The Catacombs of Sport
By David Albertyn
Some years ago, I trained at a high-performance gym inside the tennis stadium that hosts the Rogers Cup, Canada’s most prominent professional tennis tournament. I had been to the Toronto stadium several times before as a spectator, and it shares the standard structure of any sports arena, concourses, seats, and so on. But visiting this gym through a side entrance exposed me to large windowless passages of polished concrete, stairwells, offices, a gym, change rooms, bathrooms, maintenance rooms, press rooms, and I’m sure much else that I never had a chance to see. Furthermore, since I was there outside of the tournament week, the hallways were almost always eerily empty. I couldn’t help thinking that this would be a wonderful space to set a story. Not the Tennis Canada stadium specifically, which is not nearly as large as other stadiums that have more complex and futuristically cavernous inner workings, but the underbelly of any stadium. Walking in those sleek yet industrial-like tunnels, I envisioned a narrative that would have all the trappings of a great sports story, and yet that would merely be a prelude to the real action going on here, behind the scenes. I didn’t have a plot in mind, only the concept, and I didn’t try to develop it, but just let it linger for future use.

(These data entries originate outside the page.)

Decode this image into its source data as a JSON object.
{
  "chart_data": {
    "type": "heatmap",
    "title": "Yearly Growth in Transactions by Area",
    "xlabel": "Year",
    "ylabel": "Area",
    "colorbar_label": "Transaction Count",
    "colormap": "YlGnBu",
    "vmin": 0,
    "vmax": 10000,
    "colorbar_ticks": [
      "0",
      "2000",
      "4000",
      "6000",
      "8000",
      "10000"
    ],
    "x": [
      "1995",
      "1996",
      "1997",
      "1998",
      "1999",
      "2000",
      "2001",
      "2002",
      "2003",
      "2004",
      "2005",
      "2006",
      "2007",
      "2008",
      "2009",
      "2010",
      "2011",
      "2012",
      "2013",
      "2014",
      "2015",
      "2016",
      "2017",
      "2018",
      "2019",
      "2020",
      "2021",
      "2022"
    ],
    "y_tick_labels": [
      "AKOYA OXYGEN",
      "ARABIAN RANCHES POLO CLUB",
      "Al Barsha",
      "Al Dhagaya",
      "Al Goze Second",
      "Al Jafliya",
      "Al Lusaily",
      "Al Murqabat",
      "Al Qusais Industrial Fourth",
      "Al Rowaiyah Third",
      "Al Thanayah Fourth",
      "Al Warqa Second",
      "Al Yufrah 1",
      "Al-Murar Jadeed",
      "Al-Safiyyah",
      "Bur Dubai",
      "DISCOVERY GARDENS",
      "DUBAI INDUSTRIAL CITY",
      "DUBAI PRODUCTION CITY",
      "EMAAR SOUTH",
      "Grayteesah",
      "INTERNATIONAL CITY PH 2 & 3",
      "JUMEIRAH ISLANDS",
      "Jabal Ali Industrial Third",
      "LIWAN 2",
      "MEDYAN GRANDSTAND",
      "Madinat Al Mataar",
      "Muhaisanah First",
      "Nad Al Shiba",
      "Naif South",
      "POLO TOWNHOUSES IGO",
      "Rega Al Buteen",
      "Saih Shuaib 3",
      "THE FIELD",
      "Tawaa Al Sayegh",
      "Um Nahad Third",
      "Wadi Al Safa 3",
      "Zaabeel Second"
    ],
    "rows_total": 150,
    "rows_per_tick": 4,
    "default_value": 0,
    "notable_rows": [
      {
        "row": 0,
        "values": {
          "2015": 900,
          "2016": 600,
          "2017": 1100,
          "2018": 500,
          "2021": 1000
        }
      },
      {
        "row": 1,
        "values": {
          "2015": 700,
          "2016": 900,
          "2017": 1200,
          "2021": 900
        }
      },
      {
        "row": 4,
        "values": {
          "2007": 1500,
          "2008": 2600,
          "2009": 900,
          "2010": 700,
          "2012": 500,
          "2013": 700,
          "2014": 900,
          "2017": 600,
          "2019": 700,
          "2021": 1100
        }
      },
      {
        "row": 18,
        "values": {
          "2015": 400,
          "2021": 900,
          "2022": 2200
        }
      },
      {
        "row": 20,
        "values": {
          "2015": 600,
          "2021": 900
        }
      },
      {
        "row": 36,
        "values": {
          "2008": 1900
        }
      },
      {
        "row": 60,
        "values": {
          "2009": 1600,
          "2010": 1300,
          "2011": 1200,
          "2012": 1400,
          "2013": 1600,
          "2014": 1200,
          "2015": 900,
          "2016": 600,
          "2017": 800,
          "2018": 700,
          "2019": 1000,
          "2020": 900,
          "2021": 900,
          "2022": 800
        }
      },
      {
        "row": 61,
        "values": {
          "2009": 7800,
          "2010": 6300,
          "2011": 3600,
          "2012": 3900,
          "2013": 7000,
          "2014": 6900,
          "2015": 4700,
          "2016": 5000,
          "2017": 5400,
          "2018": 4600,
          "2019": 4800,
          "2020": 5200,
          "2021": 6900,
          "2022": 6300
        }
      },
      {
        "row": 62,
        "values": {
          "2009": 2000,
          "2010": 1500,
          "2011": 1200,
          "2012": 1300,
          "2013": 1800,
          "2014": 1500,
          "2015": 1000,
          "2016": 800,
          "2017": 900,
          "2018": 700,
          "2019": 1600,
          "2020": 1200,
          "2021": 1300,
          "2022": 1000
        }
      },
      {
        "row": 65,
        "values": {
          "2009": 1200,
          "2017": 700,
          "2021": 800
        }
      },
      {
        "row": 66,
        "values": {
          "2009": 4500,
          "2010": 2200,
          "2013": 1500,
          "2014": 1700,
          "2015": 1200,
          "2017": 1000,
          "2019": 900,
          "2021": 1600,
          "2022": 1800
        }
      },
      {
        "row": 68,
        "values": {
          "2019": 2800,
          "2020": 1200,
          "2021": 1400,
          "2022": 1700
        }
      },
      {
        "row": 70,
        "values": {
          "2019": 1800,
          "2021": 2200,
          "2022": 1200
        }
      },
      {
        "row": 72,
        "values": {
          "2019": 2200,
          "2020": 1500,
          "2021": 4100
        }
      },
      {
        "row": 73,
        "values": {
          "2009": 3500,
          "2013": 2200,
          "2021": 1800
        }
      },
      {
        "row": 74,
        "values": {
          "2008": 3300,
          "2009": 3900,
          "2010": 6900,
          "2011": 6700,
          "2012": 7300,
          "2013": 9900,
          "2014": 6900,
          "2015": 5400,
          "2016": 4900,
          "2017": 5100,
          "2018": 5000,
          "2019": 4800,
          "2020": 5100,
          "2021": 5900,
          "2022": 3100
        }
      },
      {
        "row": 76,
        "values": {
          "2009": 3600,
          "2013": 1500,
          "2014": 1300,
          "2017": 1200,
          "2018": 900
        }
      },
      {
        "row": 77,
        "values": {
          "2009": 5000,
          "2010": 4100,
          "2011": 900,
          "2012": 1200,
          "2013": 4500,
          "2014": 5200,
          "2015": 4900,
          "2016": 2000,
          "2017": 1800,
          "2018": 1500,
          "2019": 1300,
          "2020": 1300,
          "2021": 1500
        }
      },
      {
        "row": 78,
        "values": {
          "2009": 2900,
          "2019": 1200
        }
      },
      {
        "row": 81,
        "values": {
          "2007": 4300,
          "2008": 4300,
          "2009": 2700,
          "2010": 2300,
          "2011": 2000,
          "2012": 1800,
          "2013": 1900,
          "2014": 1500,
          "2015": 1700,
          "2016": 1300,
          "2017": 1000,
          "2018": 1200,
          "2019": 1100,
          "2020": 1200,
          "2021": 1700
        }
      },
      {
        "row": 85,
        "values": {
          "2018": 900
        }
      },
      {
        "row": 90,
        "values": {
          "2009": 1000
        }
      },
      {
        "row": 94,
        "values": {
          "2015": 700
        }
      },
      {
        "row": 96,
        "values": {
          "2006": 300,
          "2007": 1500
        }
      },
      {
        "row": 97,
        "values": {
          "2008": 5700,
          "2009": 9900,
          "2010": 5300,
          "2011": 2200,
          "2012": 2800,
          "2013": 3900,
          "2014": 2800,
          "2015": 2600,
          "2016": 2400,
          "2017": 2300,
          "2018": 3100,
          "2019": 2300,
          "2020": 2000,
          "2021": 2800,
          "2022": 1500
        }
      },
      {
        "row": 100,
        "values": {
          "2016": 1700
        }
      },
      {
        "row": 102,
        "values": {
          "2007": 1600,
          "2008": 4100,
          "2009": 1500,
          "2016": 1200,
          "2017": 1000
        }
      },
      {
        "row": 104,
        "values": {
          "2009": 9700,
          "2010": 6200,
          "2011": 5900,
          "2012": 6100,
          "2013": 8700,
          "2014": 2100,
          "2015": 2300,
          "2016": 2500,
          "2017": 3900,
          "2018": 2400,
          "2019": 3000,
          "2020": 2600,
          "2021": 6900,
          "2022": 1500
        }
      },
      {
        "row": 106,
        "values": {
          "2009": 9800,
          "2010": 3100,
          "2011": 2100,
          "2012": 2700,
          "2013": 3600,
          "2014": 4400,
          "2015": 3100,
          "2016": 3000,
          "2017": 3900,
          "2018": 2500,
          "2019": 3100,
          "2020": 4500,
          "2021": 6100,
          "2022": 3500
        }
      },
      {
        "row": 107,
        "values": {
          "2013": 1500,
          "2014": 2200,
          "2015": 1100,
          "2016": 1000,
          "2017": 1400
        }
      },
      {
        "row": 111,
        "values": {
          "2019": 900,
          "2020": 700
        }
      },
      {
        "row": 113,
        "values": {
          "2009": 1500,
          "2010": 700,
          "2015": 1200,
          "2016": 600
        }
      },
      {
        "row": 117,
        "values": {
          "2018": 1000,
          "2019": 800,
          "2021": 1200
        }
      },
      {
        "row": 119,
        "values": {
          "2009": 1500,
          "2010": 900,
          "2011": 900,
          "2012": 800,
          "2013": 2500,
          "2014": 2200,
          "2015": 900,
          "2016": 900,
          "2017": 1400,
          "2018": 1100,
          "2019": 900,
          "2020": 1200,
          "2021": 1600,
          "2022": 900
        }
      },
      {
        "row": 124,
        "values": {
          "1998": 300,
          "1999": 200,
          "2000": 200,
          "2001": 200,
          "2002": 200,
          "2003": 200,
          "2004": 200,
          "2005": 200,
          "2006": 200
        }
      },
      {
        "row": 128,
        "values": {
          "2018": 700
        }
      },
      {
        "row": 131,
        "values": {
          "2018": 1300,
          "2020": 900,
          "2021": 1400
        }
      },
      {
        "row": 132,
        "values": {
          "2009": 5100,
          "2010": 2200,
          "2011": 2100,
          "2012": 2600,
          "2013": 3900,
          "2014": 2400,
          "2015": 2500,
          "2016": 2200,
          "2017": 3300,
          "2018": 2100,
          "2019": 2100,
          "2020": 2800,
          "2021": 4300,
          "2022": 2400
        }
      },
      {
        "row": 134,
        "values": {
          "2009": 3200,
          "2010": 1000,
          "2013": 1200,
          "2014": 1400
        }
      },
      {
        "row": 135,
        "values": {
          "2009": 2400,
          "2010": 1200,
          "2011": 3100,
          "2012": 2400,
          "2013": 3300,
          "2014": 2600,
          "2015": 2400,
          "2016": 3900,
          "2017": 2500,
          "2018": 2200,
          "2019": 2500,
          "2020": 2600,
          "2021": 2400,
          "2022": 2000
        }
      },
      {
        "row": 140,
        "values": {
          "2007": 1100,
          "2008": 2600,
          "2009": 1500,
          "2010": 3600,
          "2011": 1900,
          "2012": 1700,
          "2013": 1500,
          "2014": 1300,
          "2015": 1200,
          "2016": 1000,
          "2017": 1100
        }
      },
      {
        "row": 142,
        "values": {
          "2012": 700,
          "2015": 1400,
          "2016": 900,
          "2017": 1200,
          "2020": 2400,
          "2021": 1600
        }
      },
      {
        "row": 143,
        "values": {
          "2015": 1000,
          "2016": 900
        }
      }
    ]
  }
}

In the years following this experience, I grew increasingly interested in boxing. I had competed in a lot of sports over the years, most seriously in track and field as a runner in high school and university, and in tennis from the end of university to this day. I had been intrigued by boxing ever since I was little, and after my family immigrated to Canada from South Africa when I was ten years old, on one of our first trips to Canadian Tire to stock up on items for our new house (a snow shovel was a possession we had never owned before), my father bought me a pair of boxing gloves and a punching bag to hang up in our new garage. I would punch that bag until my knuckles were raw. In junior high, I organized mini-boxing matches for some friends and I to have in the home of the friend with the largest basement. I had also watched big fights when I could, and had my favourites whom I supported.
But I was as an adult, when I took some boxing classes as cross training for my tennis, that I began to pay closer attention to the business of boxing. Professional boxing has a structure unique to most sports: there are multiple governing bodies and world title belts, and fighters have to organize and promote fights themselves with their opponents. If you combined artists throwing a concert, movie producers planning a big box-office weekend, and gladiatorial combat, you’d have boxing. The New England Patriots and the St. Louis Rams don’t have to negotiate when and where they’re going to host the Superbowl, which cable network they’re going to sign to distribute the game, what split each team will take from the total purse, and how much each player is allowed to weigh, but this is normal for boxing. Boxers are businessmen and entertainers as well as athletes, and the complexities only go deeper. Sometimes fighters’ promotional management teams don’t like doing business together and so those boxers won’t fight each other, even though they’re the two best boxers in the world and in any other sport would be competing to decide a champion. Sometimes promoter A does a lot of business with promoter B but doesn’t like promoter C, so promoter B, to keep A happy, won’t do business with C either. Can you imagine if Nadal never played Djokovic because Federer’s agent didn’t like Djokovic’s? Sounds crazy, but that’s the kind of stuff that happens in boxing.
Sometimes one fighter is signed to a multi-fight deal with one cable network, while another fighter is signed to another network, and they won’t fight each other even though everyone wants them to because the cable networks can’t agree on a deal. Picture LeBron James never playing against Steph Curry because two TV channels couldn’t agree. That’s the kind of stuff that happens in boxing. For me, it is easily the most interesting, and most surprising, business side of any professional sport.
I was telling all this to my sister one day, and she said, “You should write a book about boxing. Clearly you find it fascinating.” I shrugged off the idea, but, like my behind-the-scenes stadium concept, it lingered.
My initial plan for my novel, Undercard, was to follow four characters who had been very close growing up but now, as estranged adults, their motivations conflict. How they navigate these tensions would be the meat of the book. I wanted each character to be an athlete in a different sport, because you’re told as an aspiring author to write a story that only you could come up with, and with my background as an athlete and as a tennis coach, I envisioned sports playing a central theme within a bullet-paced thriller.
Once I chose Las Vegas, the mecca of boxing, as the setting, I realized that all these nagging ideas were lining up and could be combined in one pulse-pounding narrative. Undercard is the result. And industry insiders from Toronto to Paris, Hollywood to Berlin, have been tantalized by the menace and action in the catacombs of a boxing mega-event.